Maybe the Others’ planet had a whole phylum of smaller and less complex crablike creatures, culminating in this beautiful example.

It was beautiful, in its way.

“It wants to congratulate you,” Spy said, “on having made it halfway. The odds are good you will continue on to Wolf 25 and arrive intact.

“It currently has no interest in destroying you. It reminds you of the obvious, though: this ship you are in has an autonomous intelligence that thinks faster than you can and won’t hesitate to destroy you, and us, whenever that might be necessary for the protection of our home planet.

“You are here on our sufferance. We are curious about you and wish to study you.”

“Why should you let us live?” Namir said. “You’ve already tried to destroy us once—why should we expect you will let us survive now?”

“Is that a question you wish me to ask Other-prime?”

“Yes,” Namir and Paul said simultaneously.

I wasn’t sure about that, and started to say, “Wait.” But it was too late when my lips formed the word.

What if it said, “You’re right,” and we all were simply doomed? It could flick us away like a speck.

Fly-in-Amber expressed my misgivings: “Perhaps that was not wise. We should preserve our options and not compel it to make a decision.”

“Now or later,” Namir said. “It will be easier to work with it if we know we have a chance of surviving.”

It occurred to me that the room had no smell of its own. Standing next to Paul, I could smell the peanuts on his breath. But there was nothing from the ambient environment. Martian rooms had a characteristic smell, like damp earth; nothing like that here. It was like a VR background with the smell turned off.
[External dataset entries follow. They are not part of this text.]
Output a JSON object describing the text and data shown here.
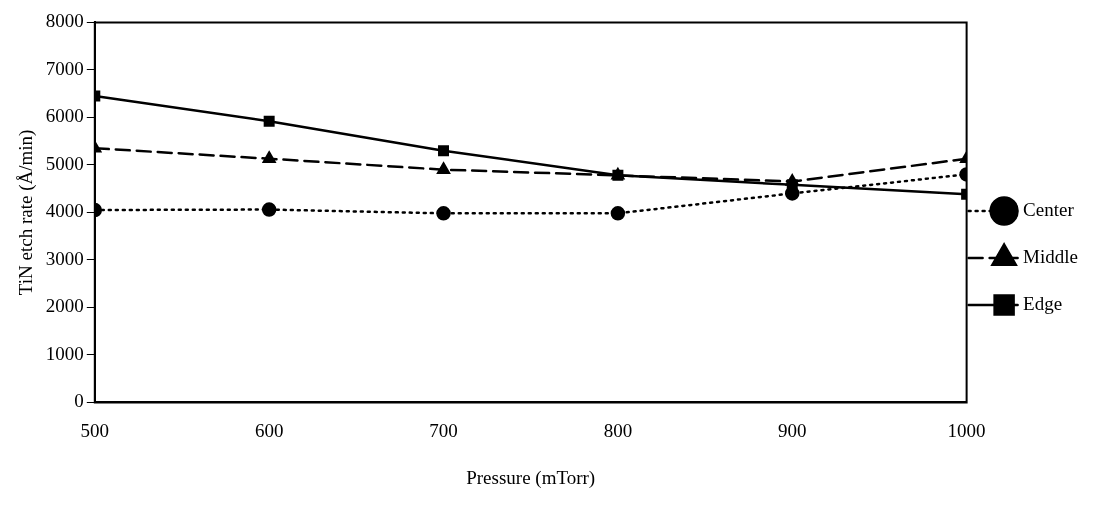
{
  "chart_data": {
    "type": "line",
    "xlabel": "Pressure (mTorr)",
    "ylabel": "TiN etch rate (Å/min)",
    "x": [
      500,
      600,
      700,
      800,
      900,
      1000
    ],
    "xlim": [
      500,
      1000
    ],
    "xticks": [
      500,
      600,
      700,
      800,
      900,
      1000
    ],
    "ylim": [
      0,
      8000
    ],
    "yticks": [
      0,
      1000,
      2000,
      3000,
      4000,
      5000,
      6000,
      7000,
      8000
    ],
    "grid": false,
    "legend": "right",
    "series": [
      {
        "name": "Center",
        "color": "#000000",
        "marker": "circle",
        "line_style": "dotted",
        "values": [
          4050,
          4060,
          3980,
          3980,
          4400,
          4800
        ]
      },
      {
        "name": "Middle",
        "color": "#000000",
        "marker": "triangle",
        "line_style": "dashed",
        "values": [
          5350,
          5130,
          4900,
          4780,
          4650,
          5130
        ]
      },
      {
        "name": "Edge",
        "color": "#000000",
        "marker": "square",
        "line_style": "solid",
        "values": [
          6450,
          5920,
          5300,
          4780,
          4580,
          4380
        ]
      }
    ]
  }
}
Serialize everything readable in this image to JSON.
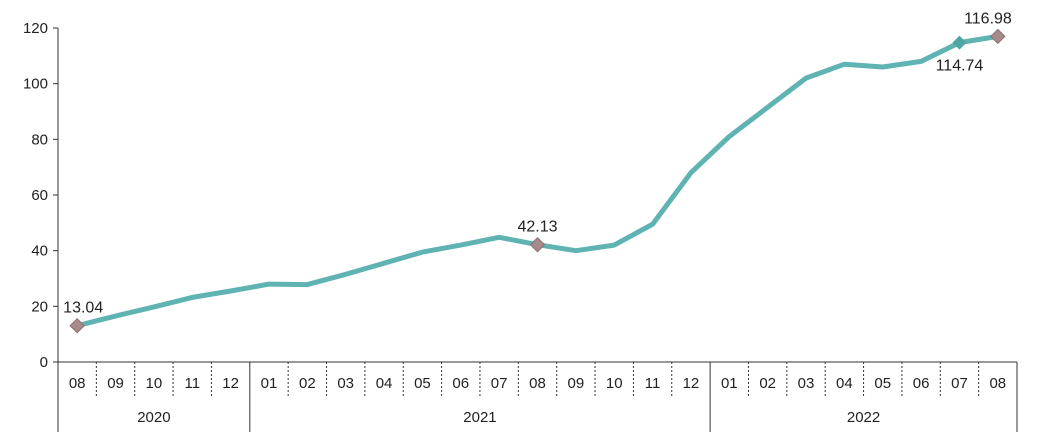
{
  "colors": {
    "line": "#5fb3b3",
    "highlight_marker": "#a88a8a",
    "end_marker": "#4fa6a6",
    "axis": "#333333"
  },
  "chart_data": {
    "type": "line",
    "title": "",
    "xlabel": "",
    "ylabel": "",
    "ylim": [
      0,
      120
    ],
    "yticks": [
      0,
      20,
      40,
      60,
      80,
      100,
      120
    ],
    "grid": false,
    "categories": [
      "08",
      "09",
      "10",
      "11",
      "12",
      "01",
      "02",
      "03",
      "04",
      "05",
      "06",
      "07",
      "08",
      "09",
      "10",
      "11",
      "12",
      "01",
      "02",
      "03",
      "04",
      "05",
      "06",
      "07",
      "08"
    ],
    "years": [
      {
        "label": "2020",
        "start": 0,
        "end": 4
      },
      {
        "label": "2021",
        "start": 5,
        "end": 16
      },
      {
        "label": "2022",
        "start": 17,
        "end": 24
      }
    ],
    "series": [
      {
        "values": [
          13.04,
          16.5,
          19.8,
          23.2,
          25.5,
          28.0,
          27.8,
          31.5,
          35.5,
          39.5,
          42.0,
          44.8,
          42.13,
          40.0,
          42.0,
          49.5,
          68.0,
          81.0,
          91.5,
          102.0,
          107.0,
          106.0,
          108.0,
          114.74,
          116.98
        ]
      }
    ],
    "annotations": [
      {
        "index": 0,
        "text": "13.04",
        "marker": "diamond",
        "placement": "above"
      },
      {
        "index": 12,
        "text": "42.13",
        "marker": "diamond",
        "placement": "above"
      },
      {
        "index": 23,
        "text": "114.74",
        "marker": "diamond-teal",
        "placement": "below"
      },
      {
        "index": 24,
        "text": "116.98",
        "marker": "diamond",
        "placement": "above"
      }
    ]
  }
}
Other-prime answered in less than a minute. Probably a prepared response; the question was no surprise. “That is fair. We do not think the same way as you, but let me try to put this in human terms.

“You averted worldwide catastrophe by moving our device to where it could not harm you. There were other things that you could have done, but that was sufficient. If you wish, you may think of that as a test that your species has passed. Contacting me here would be the second test.

“How many tests might be necessary for your assurance, I cannot say. The home planet does not yet know anything, of course; it will be more than a decade before my last communication from your solar system reaches them.

“I can say that other races have attained this degree of rapport with us, and many of them were allowed to go on their way. Some were not.

“None who resorted to aggression were allowed to survive. You must have deduced this already.”

“That’s all?” Paul said after a few seconds.

“Yes.”

“I showed you around our facilities,” Fly-in-Amber said. “Will you reciprocate?”

“Not now. I will discuss this with Other-prime. Right now it is resting.”

“It takes a lot of energy for it to communicate with us?” I said.

“That is not something you need to know at this time. Be careful when you leave. There is no gravity on the other side of the air lock.”

Paul snorted. “ ‘Don’t let the door hit you on the way out.’ ”

“It will not do that,” Spy said. Fly-in-Amber nodded. Two species with but a single sense of humor.